Impact of asymmetric intrauterine growth restriction on organ function in newborn piglets

• Published in: European journal of obstetrics & gynecology and reproductive biology Vol. 110; pp. S40 - S49
• Main Authors: Bauer, Reinhard, Walter, Bernd, Brust, Peter, Füchtner, Frank, Zwiener, Ulrich
• Format: Journal Article Conference Proceeding
• Language: English
• Published: Shannon Elsevier Ireland Ltd 22.09.2003; Elsevier
• Subjects: Animals; Animals, Newborn - physiology; Asymmetric intrauterine growth restriction; Biological and medical sciences; Brain - blood supply; Brain - physiopathology; Brain dopamine metabolism; Cerebrovascular autoregulation; Diseases of mother, fetus and pregnancy; Dopamine - physiology; Fetal Growth Retardation - complications; Fetal Growth Retardation - pathology; Fetal Growth Retardation - physiopathology; Gynecology. Andrology.
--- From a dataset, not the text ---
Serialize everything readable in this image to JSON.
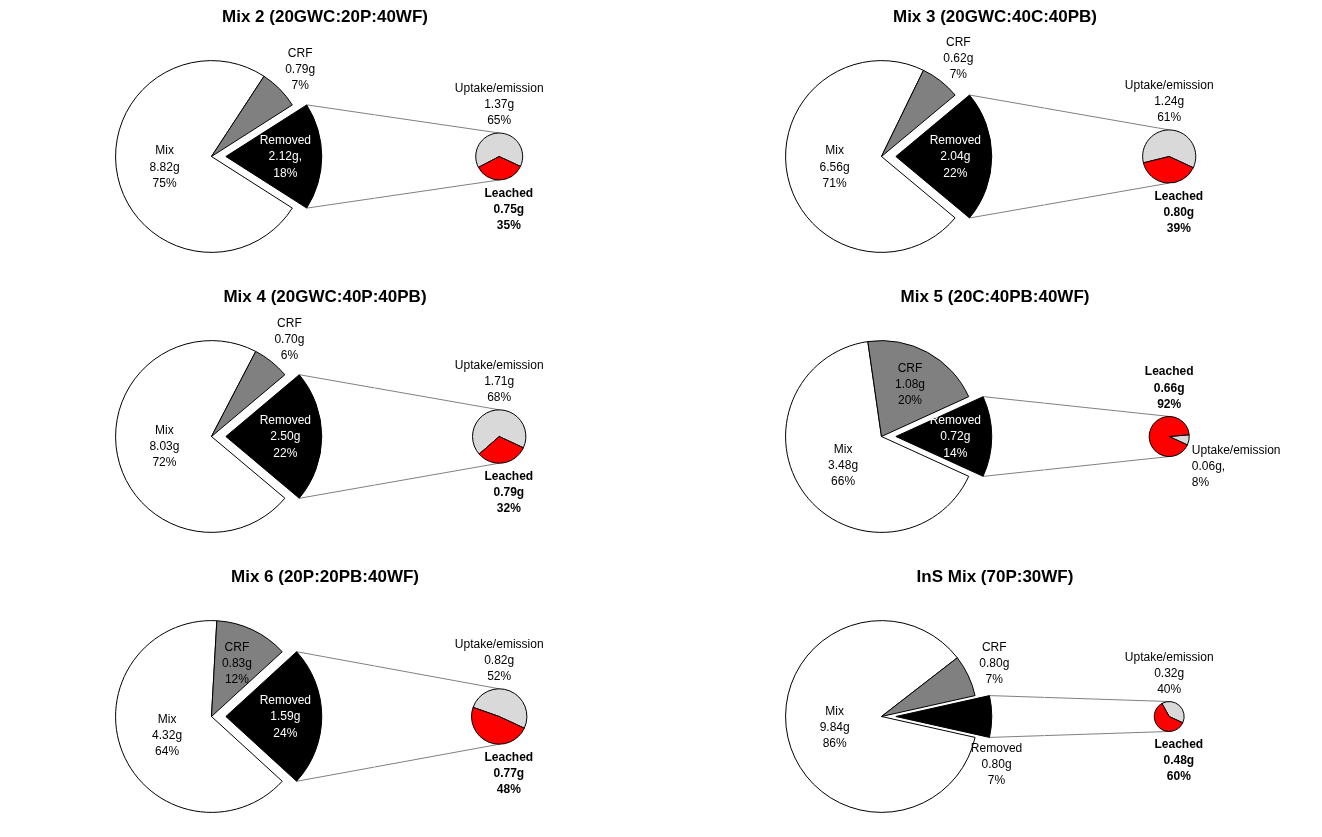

Obstetrics; Humans; Kidney - pathology; Kidney - physiopathology; Medical sciences; Muscle, Skeletal - pathology; Muscle, Skeletal - physiopathology; Newborn period; Pregnancy. Fetus. Placenta; Renal structure and function; Skeletal muscle development; Swine; Newborn period; Renal structure and function; Skeletal muscle development; Brain dopamine metabolism; Cerebrovascular autoregulation; Asymmetric intrauterine growth restriction; Animal model; Intrauterine growth retardation; Pregnancy disorders; Kidney; Encephalon; Dopaminergic transmission; Fetal diseases; Arterial pressure; Ungulata; Human; Dopamine; Pathophysiology; Pig; Musculoskeletal system; Vertebrata; Mammalia; Newborn; Animal; Artiodactyla
• ISSN: 0301-2115; 1872-7654
• DOI: 10.1016/S0301-2115(03)00171-4

Fetal malnutrition may induce asymmetric intrauterine growth restriction (aIUGR) with long-lasting consequences. Understanding the organ-specific structural and functional effects aIUGR may have on the newborn, and understanding the potential impact on the neonatal response to compromising conditions, appears to be essential for adequate treatment. Therefore, a survey is given of some organ-specific alterations in newborns, which have suffered from aIUGR. We studied these effects in a model of asymmetric intrauterine growth restriction based on the spontaneous occurrence of runting in pigs. We wish to demonstrate that experimental studies in animal models are necessary and helpful to elucidate pathogenetic mechanisms. aIUGR seems to have both beneficial and detrimental effects on the newborn. The development of skeletal muscles (conversion to oxidative type I fibers) and of their vascular supply as well as of the brain dopaminergic activity is accelerated. Also, aIUGR apparently improves the ability to withstand critical periods of gradual oxygen deficit as shown by the maintenance of renal blood flow during severe systemic hypoxia, and by improved cerebrovascular autoregulation in hemorrhagic hypotension. On the other hand, aIUGR leads to the reduction of the number of nephrons and to impaired renal excretory functions with arterial hypertension and chronic renal failure.